Le temps partiel est en effet un des thèmes possibles du deuxième séminaire sur l'organisation du travail, organisé dans le cadre de cette conférence et présenté ainsi par le ministère : « Le partage des responsabilités familiales et professionnelles peut être facilité par des dispositifs structurants, relevant des conditions d'organisation de travail. Les méthodes de management, sensibles à l'articulation entre vie familiale et professionnelle, le recours aux temps partiels ou encore le télétravail sont autant de thèmes pouvant faire l'objet de discussions. »
Traiter du partage des responsabilités familiales et professionnelles amène à aborder la question de la parentalité. De fait, au mois de mars, plusieurs interventions ministérielles ont concerné la parentalité masculine. Certes, parler de la parentalité est fort louable. Mais c'est aussi un moyen de détourner l'attention d'autres questions qui fâchent, ainsi que nous l'avons dénoncé dans l'un de nos communiqués.
Je l'ai moi-même relevé lors d'une interview. Avant de s'intéresser à la parentalité ou au télétravail, il faut s'attaquer aux problèmes posés par le temps partiel. Arrêtons de tourner autour du pot !
Certains députés sont très intéressés par le télétravail. Lors d'une audition portant sur la famille et le travail, M. Mariton m'a demandé ce que j'en pensais.
Lorsque je prends le TGV tôt le matin, à sept heures vingt-cinq, je suis impressionnée par le nombre de cadres qui s'activent déjà devant leur ordinateur. Mais ce n'est pas comptabilisé dans leurs heures de travail.
Vous pouvez assister aux mêmes scènes, après vingt et une heures, dans le métro.
Je vous remets d'ores et déjà le texte que j'avais préparé. En effet, je ne reviendrai pas sur les données chiffrées qu'il contient, dans la mesure où je sais que vous les avez obtenues lors de précédentes auditions.

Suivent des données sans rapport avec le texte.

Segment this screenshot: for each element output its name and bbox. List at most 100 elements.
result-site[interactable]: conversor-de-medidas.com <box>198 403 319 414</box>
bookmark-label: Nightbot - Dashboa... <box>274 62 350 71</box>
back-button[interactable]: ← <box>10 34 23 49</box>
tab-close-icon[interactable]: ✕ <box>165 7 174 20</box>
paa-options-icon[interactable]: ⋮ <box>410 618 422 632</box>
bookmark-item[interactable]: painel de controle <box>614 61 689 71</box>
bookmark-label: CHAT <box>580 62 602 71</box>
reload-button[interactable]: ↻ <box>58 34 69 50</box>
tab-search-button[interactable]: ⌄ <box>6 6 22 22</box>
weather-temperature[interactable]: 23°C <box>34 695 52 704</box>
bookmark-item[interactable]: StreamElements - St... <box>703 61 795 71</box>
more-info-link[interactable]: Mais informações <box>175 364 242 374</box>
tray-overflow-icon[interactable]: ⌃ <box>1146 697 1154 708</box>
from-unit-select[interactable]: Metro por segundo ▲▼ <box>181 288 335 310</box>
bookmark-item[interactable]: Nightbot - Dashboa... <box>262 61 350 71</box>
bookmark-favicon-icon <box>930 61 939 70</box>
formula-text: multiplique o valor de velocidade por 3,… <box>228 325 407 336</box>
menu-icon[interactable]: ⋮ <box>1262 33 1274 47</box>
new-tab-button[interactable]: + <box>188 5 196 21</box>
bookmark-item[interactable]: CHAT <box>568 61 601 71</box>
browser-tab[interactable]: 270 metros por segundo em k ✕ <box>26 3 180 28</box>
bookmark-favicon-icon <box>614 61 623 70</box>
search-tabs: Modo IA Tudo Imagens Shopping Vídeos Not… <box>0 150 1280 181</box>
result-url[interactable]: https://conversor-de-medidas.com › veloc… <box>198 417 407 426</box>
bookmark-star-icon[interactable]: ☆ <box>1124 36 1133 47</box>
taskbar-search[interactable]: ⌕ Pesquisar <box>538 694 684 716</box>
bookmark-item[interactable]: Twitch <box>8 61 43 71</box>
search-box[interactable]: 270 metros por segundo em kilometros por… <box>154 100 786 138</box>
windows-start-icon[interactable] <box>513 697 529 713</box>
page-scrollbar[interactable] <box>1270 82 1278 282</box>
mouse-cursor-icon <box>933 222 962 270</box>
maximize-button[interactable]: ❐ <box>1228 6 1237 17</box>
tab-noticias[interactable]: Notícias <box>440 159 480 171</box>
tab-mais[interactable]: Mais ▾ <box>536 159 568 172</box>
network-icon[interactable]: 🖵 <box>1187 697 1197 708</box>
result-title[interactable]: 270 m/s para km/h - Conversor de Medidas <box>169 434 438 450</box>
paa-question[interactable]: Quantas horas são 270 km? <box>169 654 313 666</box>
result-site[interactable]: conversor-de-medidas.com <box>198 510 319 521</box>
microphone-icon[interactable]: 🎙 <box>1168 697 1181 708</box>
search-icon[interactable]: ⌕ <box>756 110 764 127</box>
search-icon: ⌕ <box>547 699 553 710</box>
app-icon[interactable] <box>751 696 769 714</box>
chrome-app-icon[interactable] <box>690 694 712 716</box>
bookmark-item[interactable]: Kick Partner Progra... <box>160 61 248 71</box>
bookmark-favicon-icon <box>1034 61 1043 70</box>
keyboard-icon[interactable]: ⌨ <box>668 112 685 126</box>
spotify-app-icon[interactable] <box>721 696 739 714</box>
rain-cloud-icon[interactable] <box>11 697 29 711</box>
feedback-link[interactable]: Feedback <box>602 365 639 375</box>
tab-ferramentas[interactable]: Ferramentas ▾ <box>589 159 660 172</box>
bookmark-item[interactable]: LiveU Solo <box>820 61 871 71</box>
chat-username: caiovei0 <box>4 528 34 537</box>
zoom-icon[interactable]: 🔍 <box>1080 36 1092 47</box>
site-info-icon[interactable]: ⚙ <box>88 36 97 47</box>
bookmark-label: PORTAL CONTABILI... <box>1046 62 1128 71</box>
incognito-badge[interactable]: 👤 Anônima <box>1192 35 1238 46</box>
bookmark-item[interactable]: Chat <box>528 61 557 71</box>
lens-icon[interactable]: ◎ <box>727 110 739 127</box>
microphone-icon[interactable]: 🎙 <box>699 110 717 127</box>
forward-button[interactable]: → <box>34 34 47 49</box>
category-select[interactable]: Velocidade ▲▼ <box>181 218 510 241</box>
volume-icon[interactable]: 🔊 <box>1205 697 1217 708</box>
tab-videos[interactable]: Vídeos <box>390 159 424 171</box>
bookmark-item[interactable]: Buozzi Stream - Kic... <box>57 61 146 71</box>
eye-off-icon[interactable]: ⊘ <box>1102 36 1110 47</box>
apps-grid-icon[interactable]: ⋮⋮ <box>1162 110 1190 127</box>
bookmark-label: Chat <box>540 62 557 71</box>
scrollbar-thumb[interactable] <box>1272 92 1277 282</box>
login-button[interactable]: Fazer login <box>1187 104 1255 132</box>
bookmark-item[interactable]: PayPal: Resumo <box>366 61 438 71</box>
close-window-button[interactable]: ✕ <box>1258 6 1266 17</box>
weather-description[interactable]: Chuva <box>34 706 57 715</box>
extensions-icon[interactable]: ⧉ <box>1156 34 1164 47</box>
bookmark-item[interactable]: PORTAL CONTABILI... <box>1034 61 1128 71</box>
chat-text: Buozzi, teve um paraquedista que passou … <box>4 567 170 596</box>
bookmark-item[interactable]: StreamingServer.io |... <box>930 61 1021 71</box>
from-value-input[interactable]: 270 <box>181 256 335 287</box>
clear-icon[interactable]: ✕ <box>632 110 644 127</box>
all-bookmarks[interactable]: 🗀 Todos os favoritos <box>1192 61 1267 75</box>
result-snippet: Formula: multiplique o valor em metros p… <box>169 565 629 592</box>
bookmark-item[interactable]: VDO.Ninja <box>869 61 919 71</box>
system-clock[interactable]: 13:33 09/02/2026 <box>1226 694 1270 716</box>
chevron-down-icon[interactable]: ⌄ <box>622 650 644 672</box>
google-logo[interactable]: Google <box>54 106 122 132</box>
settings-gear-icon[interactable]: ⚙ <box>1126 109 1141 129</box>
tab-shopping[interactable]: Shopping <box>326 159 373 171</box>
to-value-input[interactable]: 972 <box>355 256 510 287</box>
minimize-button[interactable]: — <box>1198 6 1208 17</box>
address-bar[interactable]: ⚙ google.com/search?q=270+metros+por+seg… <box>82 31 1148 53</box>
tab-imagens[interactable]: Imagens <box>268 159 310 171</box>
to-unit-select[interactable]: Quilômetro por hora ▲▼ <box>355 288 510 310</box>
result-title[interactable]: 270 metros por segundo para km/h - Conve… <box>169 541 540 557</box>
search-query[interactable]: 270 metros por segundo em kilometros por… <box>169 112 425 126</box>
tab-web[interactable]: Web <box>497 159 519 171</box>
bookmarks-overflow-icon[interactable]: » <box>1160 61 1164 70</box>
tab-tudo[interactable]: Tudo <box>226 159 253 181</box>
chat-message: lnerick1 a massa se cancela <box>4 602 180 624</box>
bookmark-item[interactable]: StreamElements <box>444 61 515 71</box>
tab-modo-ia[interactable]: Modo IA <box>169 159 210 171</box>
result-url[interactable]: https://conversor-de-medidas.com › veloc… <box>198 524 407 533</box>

Dans le contexte de crise que nous vivons aujourd'hui, le temps partiel gagne du terrain : non pas en milieu, mais en début et en fin de carrière. Les jeunes femmes, mais aussi les jeunes hommes, sont embauchés à temps partiel ; les femmes qui se retrouvent au chômage ne se voient proposer qu'un temps partiel – par exemple comme aides familiales. L'étude à laquelle je me réfère, et qui date de 2009, constatait déjà une différence par rapport à 2008. Nous la devons à Françoise Milewski et Rachel Silvera, dont je vous invite à consulter les travaux.
Le fait, pour les jeunes gens, de commencer par un temps partiel, constitue un handicap pour la suite de leur carrière.
D'autant qu'il est très difficile de passer d'un travail à temps partiel à un travail à temps plein.
Le temps partiel est devenu le mode d'entrée dans la vie professionnelle, même pour les personnes qualifiées : psychologues, technicien (ne) s de laboratoire, enseignant(e) s, etc.
Dans les laboratoires, par exemple, les prises de sang étant concentrées tôt le matin ou en fin de journée, les laboratoires offrent aux jeunes techniciennes des contrats à temps partiel sur les créneaux horaires correspondants. Il s'agit d'adapter le temps de travail à la demande de la clientèle – et non plus au travail lui-même. Ces techniciennes travaillent donc de façon parcellisée, sans que leurs compétences soient reconnues puisqu'on ne leur demande que de faire des prises de sang.
Dans certains centres d'appel, les téléopératrices sont renvoyées chez elles lorsque l'on considère qu'il n'y a plus suffisamment de travail pour le reste de la journée.
Je voudrais m'arrêter sur un autre phénomène, que l'on passe sous silence : l'intensification du travail. Un récent arrêt de la Cour de cassation me semble significatif à cet égard : dans le cadre de leur contrat de travail, des femmes de ménage disposaient d'une heure pour nettoyer une cage d'escalier ; l'entreprise leur notifia la mise en place d'un nouveau planning, établi sur la base de quarante-cinq minutes par cage d'escalier ; elles dénoncèrent ce qu'elles considéraient comme une modification de leur contrat de travail, mais furent déboutées. Pour le juge, on ne pouvait pas parler de modification du contrat dans la mesure où ce nouveau planning n'avait eu aucune répercussion sur leur rémunération, ni sur leur temps de travail. Mais il en aurait eu sur leur rythme de travail, sur leur vie et sur leur santé.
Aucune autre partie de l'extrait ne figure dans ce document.